Three out of my four kids (1 biological, 2 adopted) got speech therapy. Can you believe that? These difficulties are pretty common. My kids did benefit from this and now their speech is normal. So I would be a little concerned, but no reason to get too anxious yet. Cheers, Dave

08/18/2012 1:25pm

David, it's definitely helpful to hear about other parents' experiences with their chidlren's developmental delays. I'm glad to hear that these services helped them! Equis has been improving with speech therapy and special education, but he still has a ways to go.

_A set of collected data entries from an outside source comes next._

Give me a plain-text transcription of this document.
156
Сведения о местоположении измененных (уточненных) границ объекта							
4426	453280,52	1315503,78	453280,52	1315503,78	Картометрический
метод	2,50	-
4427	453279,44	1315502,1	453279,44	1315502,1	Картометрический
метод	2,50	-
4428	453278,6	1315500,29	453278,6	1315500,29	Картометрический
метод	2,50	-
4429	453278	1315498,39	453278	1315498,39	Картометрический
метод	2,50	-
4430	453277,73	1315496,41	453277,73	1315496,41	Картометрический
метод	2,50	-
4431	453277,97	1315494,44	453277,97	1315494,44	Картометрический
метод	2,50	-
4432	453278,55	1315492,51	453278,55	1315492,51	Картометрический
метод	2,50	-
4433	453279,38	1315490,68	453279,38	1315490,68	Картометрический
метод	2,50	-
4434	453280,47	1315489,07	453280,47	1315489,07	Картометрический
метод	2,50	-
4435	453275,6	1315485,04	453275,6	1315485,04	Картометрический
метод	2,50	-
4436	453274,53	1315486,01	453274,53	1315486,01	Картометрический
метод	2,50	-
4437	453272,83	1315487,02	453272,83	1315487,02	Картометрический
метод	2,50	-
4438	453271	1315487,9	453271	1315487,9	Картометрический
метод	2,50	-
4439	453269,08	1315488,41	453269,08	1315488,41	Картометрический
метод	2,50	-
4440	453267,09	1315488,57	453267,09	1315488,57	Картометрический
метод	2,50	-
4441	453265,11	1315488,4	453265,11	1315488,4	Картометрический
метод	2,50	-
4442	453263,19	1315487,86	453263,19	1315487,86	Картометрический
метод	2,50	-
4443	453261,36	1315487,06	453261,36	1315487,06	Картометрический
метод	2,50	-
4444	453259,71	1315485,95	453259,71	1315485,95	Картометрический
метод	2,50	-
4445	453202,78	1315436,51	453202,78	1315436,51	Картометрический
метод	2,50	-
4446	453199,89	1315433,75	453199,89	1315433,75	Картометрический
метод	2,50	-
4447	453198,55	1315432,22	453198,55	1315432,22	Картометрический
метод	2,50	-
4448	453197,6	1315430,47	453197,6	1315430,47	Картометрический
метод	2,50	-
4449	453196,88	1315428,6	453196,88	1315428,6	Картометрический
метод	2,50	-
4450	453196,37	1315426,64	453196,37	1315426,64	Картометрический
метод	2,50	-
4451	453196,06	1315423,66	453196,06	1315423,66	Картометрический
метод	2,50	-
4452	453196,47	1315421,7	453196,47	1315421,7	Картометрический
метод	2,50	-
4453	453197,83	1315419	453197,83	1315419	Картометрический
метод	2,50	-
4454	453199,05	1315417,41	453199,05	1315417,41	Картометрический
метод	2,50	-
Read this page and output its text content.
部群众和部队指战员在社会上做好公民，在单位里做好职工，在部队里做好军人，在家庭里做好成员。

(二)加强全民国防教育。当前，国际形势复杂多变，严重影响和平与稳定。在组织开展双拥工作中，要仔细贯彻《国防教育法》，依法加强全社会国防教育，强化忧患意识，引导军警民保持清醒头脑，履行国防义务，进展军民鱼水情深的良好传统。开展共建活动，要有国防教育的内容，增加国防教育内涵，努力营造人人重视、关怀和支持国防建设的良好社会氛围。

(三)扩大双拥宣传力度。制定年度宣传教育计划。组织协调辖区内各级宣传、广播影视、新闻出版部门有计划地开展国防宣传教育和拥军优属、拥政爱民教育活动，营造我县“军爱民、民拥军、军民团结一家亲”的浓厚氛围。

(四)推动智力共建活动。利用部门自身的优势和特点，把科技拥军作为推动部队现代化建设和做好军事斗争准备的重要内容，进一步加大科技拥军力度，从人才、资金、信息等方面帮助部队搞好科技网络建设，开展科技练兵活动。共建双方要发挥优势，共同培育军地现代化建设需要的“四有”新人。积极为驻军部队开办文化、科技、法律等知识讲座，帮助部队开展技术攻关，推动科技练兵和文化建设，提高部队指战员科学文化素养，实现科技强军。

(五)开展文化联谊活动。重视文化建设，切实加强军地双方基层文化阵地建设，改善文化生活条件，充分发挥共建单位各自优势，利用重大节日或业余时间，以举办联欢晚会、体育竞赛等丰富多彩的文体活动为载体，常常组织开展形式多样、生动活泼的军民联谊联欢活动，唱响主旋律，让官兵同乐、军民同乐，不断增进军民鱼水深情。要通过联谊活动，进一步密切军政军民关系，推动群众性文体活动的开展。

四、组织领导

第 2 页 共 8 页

He doesn't yet call me Mama, but he says "Uh oh," "Wow," "Bye" and "Yay." Huge improvement according to me!

inga goldberg
02/28/2013 11:42pm

hi xiomara it has nothing to do with you you are doing everything you can for your handsome little boy. my daughter was diagnosed with global developmental delays . when i herd the diagnosis from developmental pediatrician that my daughter is globaly delayed and is functoning on an 10 month old level when she was 15 month at that time. i just lost it i started to blame my self for whats going on. i got all the servicies that early intervention offers ot pt special intsruction and speech thearapy. my daughter was just like your son babbling and not saying words, as soon as a speech therapist started working with her she started to say words, when she said mommy for the fist time and looked at me i started to cry, right now she started to combine words , the first time i noticed that something was worong when my baby girl wasnt sitting i went to our pediatrician and he said that give her another month and if she want sit by then ill refer her to early intervention. a month passed and she still wasnt sitting . the pediatrician referred us to early intervention. the physical therapist came to the house and special intsructor came to evaluate my daughter after the evaluation the physical therapist said that this child deffinitly need pt servicies. after the pt started working with her she finnaly sat at 10 month. i was so happy to see that but the joy didnt last for long my baby wasnt walking only crowling the whole year she wasnt walking then finally she started to walk a week before her 2nd bday. i was so happy to see that. i know what you going through but things will get better some kids just need extra help

03/01/2013 2:24am

Inga, thank you for such a heartfelt response to this post! I appreciated reading your story, and it helps to know that you can relate to my experience.

You're right that some kids just need extra help, and it's so important they have the access to Early Intervention services! It turns out my son has verbal apraxia so it's often difficult for him to express what he wants and needs to say. But every day he does and says something new feels like a victory to me.

Thank you so much, again, for sharing your own story with your daughter's development. Your story needs to be heard!

Angie M.
05/16/2013 11:51am

"The Most Gifted are The Most Misunderstood"


Check out the link above: for i believe it will be somewhat useful. (Babyboy will be just fine. He just chose to hold on to the language of angels for a bit longer than others.) Love you cus :*

08/13/2013 7:33am

Unclear words said by kids have to be spotted at a very young age. There are many renowned speech therapists who claim to give a hundred percent success rate if the kid is consulted with them at a very young age.